McBride responded that Plunkard’s comments were inappropriate and that he wouldn’t tolerate being spoken to that way. “I’m reading it differently, but it’s not ‘nonsense’ for me to say what I feel and what I believe,” he said.

Attending participant and Energy Committee member Peter LaBelle, who is the author of the energy paragraph and subsequent rewrites, called out McBride for refusing to meet with him to go over suggested edits.

McBride said that he didn’t think it was appropriate to make edits outside of the commission meeting. He added that if the commission didn’t share his concern for the language, that they could vote on the paragraph as it is and move along, but that he had done his job to share his concerns.

Ting said that he didn’t think that was the feeling of the commission to do so and said that they may have to do their own edit, not rely on language from regional planning, stating that, as a commission, they should agree on the language. He also questioned the basic premise of the paragraph asking, “Would it be beneficial for Cavendish to adopt the enhanced energy element to obtain ‘substantial deference’ in act 248 hearings?” He suggested that by gaining substantial deference, they would also inherit the 90% renewable energy goal by 2050 and perhaps not be helped by that in an Act 248 process.

He then went on to express concern for the overall impact of renewable energy as a whole, saying that the mining of the raw materials and metals needed for batteries and solar panels for renewable energy, such as cobalt, nickel, and copper, all are mined in other countries, often with little or no regulation, and may do major damage to the environment, simply transferring the burden outside the U.S. “Speaking for myself, looking from this from engineering standpoint, it doesn’t add up for me.”

When McBride was asked to provide edits to the language in the energy paragraph he refused, saying that it would be a waste of his time since believes the language is “obligatory,” but the board does not.

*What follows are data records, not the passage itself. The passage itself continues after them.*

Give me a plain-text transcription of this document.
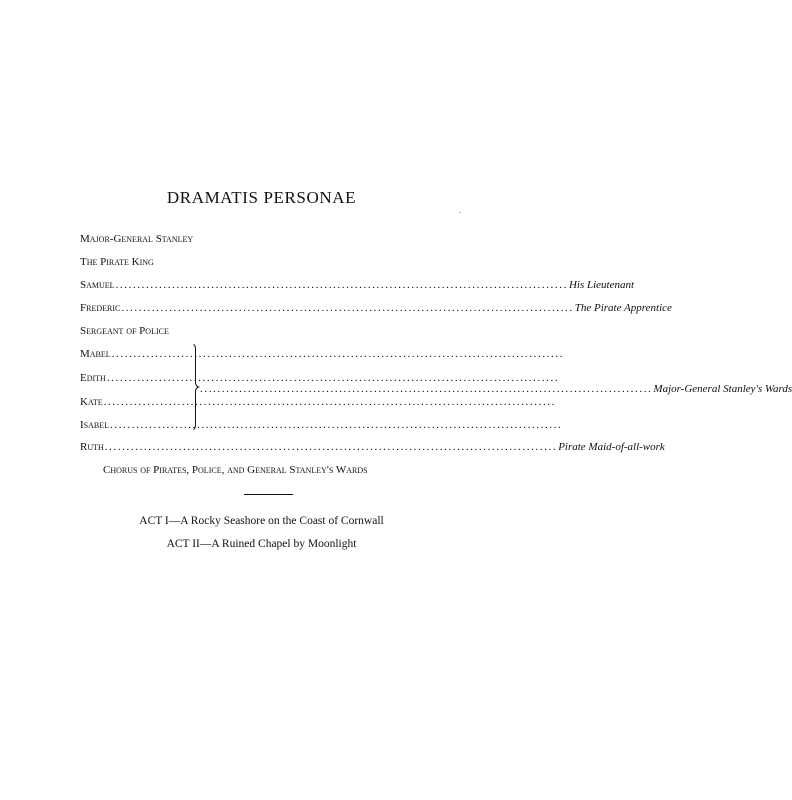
DRAMATIS PERSONAE
Major-General Stanley
The Pirate King
Samuel ........................................................................................................ His Lieutenant
Frederic ........................................................................................................ The Pirate Apprentice
Sergeant of Police
Mabel ........................................................................................................
Edith ........................................................................................................
Kate ........................................................................................................
Isabel ........................................................................................................
........................................................................................................ Major-General Stanley's Wards
Ruth ........................................................................................................ Pirate Maid-of-all-work
Chorus of Pirates, Police, and General Stanley's Wards
ACT I—A Rocky Seashore on the Coast of Cornwall
ACT II—A Ruined Chapel by Moonlight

He acknowledged that the current language appears in other documents and other places within the region and state.

Ting confirmed that they looked at the regional plan and adopted much of it for Cavendish, but went on to say that since it is the Planning Commission’s document, they had an obligation to word it in a way they all felt comfortable with.

Both Saydek and Tim Calabrese repeated the point that they should be adding an enhanced energy chapter to the town plan and that there was seemingly no penalty.

Ting suggested they research whether any other town has used substantial deference for an Act 248 permitting process and look at the outcome. He said that they could revisit the paragraph again next month, but would not commit to a deadline when pressed. “For me I’m not comfortable. If we’re put in a situation, we have to defend this.”

The next Cavendish Planning Commission meeting is scheduled for Wednesday, June 1, at 6:30 p.m. via Zoom.